Four periods of history make up Morten Tyldum’s first mainstream feature film. The earliest depicts Turing (Alex Lawther) as a self-conscious, miserable private school student picked on by his bigger, more outgoing classmates. This story surrounds the relationship he had with Christopher Morcom (Jack Bannon) that helped him come to terms with his sexuality. The latest puts Turing (Benedict Cumberbatch) into the period after he was outed by a jaded ex-lover and had been convicted and sentenced to chemical castration. The third took place a few years after his team’s work during World War II during an investigation attempting to catch him in some kind of illicit activity.

The bulk of the film takes place in the waning years of World War II. Desperate to crack the German Enigma Code, the British military secretly interviews mathematicians and scientists in hopes of finding someone who can help find the cypher. As he begins alienating his team and attempting to track down qualified assistants, he embarks on a journey of self-discovery, including his interpersonal relationships as well as his now-legendary work.

There are plenty of historical inaccuracies in the film, most notably the flavor elements that were added to goose up the excitement, including a Russian spy, a debilitating chemical “remedy” (not as physically inhibiting as depicted), and a lead character whose personality was far different from that depicted. While none of these completely derail the story as it unfolds, they do call into question the Oscar-winning screenplay by Graham Moore who seemed to want to shift the focus of the film away from Turing’s horrific treatment by the government that he saved once they discovered his homosexuality and turn this into some World War II thriller.

To an extent, that works. The film has some very compelling and punctuating moments, but that’s thanks to Tyldum’s skilled hand as a director and not Moore’s ability to craft a credible screenplay. Cumberbatch delivers his lines with great relish, but somewhere beneath his personality, there’s a lack of humanity that only comes out in the film’s final moments.

Yet, it’s Keira Knightley who brings the film its heart, soul and down-to-earth appeal. Knightley plays Joan Clarke, the woman who would act as Turing’s wife for a number of years to keep the government from uncovering his subdued homosexuality. She helps guide the character as written from a boorish, aggressive know-it-all to a compassionate, well-liked human being. It’s a bit surprising to see someone like Knightley schooling Cumberbatch who is typically a far better performer.

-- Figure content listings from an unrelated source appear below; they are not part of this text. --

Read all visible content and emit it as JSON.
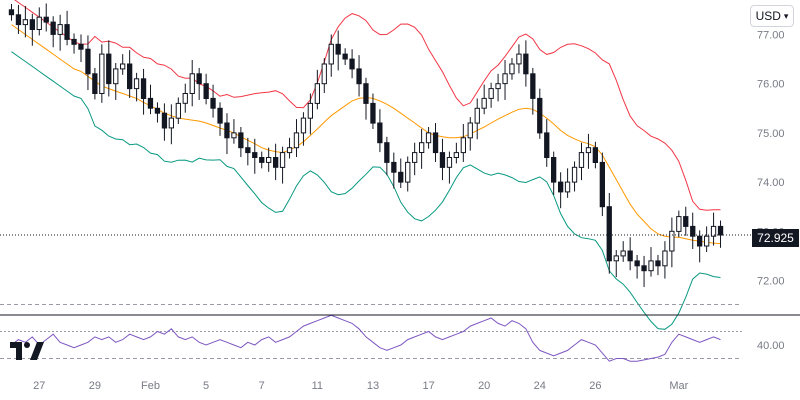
{
  "toolbar": {
    "currency_label": "USD"
  },
  "last_price_label": "72.925",
  "icons": {
    "currency_dropdown": "chevron-down-icon",
    "logo": "tradingview-logo-icon"
  },
  "colors": {
    "up_candle": "#ffffff",
    "down_candle": "#131722",
    "upper_band": "#f23645",
    "middle_band": "#ff9800",
    "lower_band": "#089981",
    "rsi_line": "#7e57c2",
    "grid_text": "#787b86"
  },
  "chart_data": [
    {
      "type": "candlestick",
      "title": "",
      "xlabel": "",
      "ylabel": "",
      "ylim": [
        71.3,
        77.7
      ],
      "y_ticks": [
        "77.00",
        "76.00",
        "75.00",
        "74.00",
        "73.00",
        "72.00"
      ],
      "x_ticks": [
        {
          "label": "27",
          "index": 4
        },
        {
          "label": "29",
          "index": 12
        },
        {
          "label": "Feb",
          "index": 20
        },
        {
          "label": "5",
          "index": 28
        },
        {
          "label": "7",
          "index": 36
        },
        {
          "label": "11",
          "index": 44
        },
        {
          "label": "13",
          "index": 52
        },
        {
          "label": "17",
          "index": 60
        },
        {
          "label": "20",
          "index": 68
        },
        {
          "label": "24",
          "index": 76
        },
        {
          "label": "26",
          "index": 84
        },
        {
          "label": "Mar",
          "index": 96
        }
      ],
      "last_price": 72.925,
      "close": [
        77.4,
        77.2,
        77.3,
        77.1,
        77.35,
        77.25,
        77.0,
        77.2,
        76.9,
        76.8,
        76.7,
        76.2,
        75.8,
        76.6,
        76.0,
        76.3,
        76.4,
        75.9,
        76.1,
        75.7,
        75.5,
        75.4,
        75.1,
        75.3,
        75.6,
        75.8,
        76.2,
        76.0,
        75.7,
        75.5,
        75.2,
        74.9,
        75.0,
        74.7,
        74.6,
        74.5,
        74.4,
        74.5,
        74.3,
        74.6,
        74.7,
        75.0,
        75.3,
        75.6,
        76.0,
        76.4,
        76.8,
        76.6,
        76.5,
        76.3,
        76.0,
        75.6,
        75.2,
        74.8,
        74.4,
        74.2,
        74.0,
        74.4,
        74.6,
        74.8,
        75.0,
        74.6,
        74.3,
        74.5,
        74.6,
        74.9,
        75.2,
        75.5,
        75.7,
        75.9,
        76.0,
        76.2,
        76.4,
        76.6,
        76.2,
        75.7,
        75.0,
        74.5,
        74.0,
        73.8,
        74.0,
        74.3,
        74.6,
        74.7,
        74.4,
        73.5,
        72.4,
        72.5,
        72.6,
        72.4,
        72.3,
        72.2,
        72.4,
        72.3,
        72.6,
        73.0,
        73.3,
        73.1,
        72.9,
        72.7,
        72.9,
        73.1,
        72.925
      ],
      "series": [
        {
          "name": "",
          "values": [
            77.2,
            77.1,
            77.0,
            76.9,
            76.8,
            76.7,
            76.6,
            76.5,
            76.4,
            76.3,
            76.25,
            76.15,
            76.05,
            75.95,
            75.9,
            75.85,
            75.8,
            75.75,
            75.7,
            75.62,
            75.55,
            75.48,
            75.4,
            75.35,
            75.3,
            75.28,
            75.26,
            75.24,
            75.2,
            75.15,
            75.1,
            75.05,
            75.0,
            74.92,
            74.85,
            74.78,
            74.7,
            74.65,
            74.62,
            74.6,
            74.65,
            74.72,
            74.82,
            74.95,
            75.08,
            75.22,
            75.35,
            75.45,
            75.55,
            75.65,
            75.7,
            75.72,
            75.7,
            75.65,
            75.58,
            75.5,
            75.4,
            75.3,
            75.2,
            75.1,
            75.0,
            74.95,
            74.92,
            74.9,
            74.9,
            74.92,
            74.98,
            75.05,
            75.12,
            75.2,
            75.28,
            75.35,
            75.42,
            75.48,
            75.5,
            75.48,
            75.4,
            75.3,
            75.18,
            75.05,
            74.95,
            74.88,
            74.82,
            74.78,
            74.72,
            74.55,
            74.3,
            74.05,
            73.8,
            73.55,
            73.35,
            73.2,
            73.05,
            72.95,
            72.9,
            72.88,
            72.88,
            72.85,
            72.82,
            72.8,
            72.78,
            72.76,
            72.75
          ]
        }
      ],
      "rsi": {
        "levels": [
          70,
          50,
          30
        ],
        "visible_tick": "40.00",
        "values": [
          40,
          44,
          42,
          46,
          40,
          44,
          48,
          42,
          40,
          38,
          40,
          42,
          46,
          44,
          46,
          42,
          44,
          48,
          46,
          44,
          46,
          50,
          48,
          52,
          46,
          44,
          46,
          42,
          40,
          42,
          44,
          42,
          40,
          38,
          42,
          40,
          44,
          46,
          42,
          44,
          46,
          50,
          54,
          56,
          58,
          60,
          62,
          60,
          58,
          56,
          52,
          46,
          42,
          38,
          36,
          38,
          40,
          44,
          46,
          48,
          50,
          46,
          44,
          46,
          48,
          50,
          54,
          56,
          58,
          60,
          56,
          54,
          58,
          56,
          52,
          42,
          36,
          34,
          32,
          34,
          36,
          40,
          44,
          42,
          40,
          34,
          28,
          30,
          30,
          28,
          28,
          29,
          30,
          31,
          33,
          42,
          48,
          46,
          44,
          42,
          44,
          46,
          44
        ]
      }
    }
  ]
}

The Imitation Game fails the audience it’s supposed to help. The gay community has struggled to find credible, populist dramas to put forward the idea that they are capable of love and not deserving of the scorn they’ve shouldered for centuries. Homosexuals were targeted in Nazi Germany along with the Jews, but that is never referenced in the film. This is a film that tones down the gay aspects to avoid offending Middle America viewers who weren’t likely to set foot in the theater to watch it anyway. While as a war-set film, it succeeds admirably, as a piece of movement-supporting cinema, it is entirely inadequate.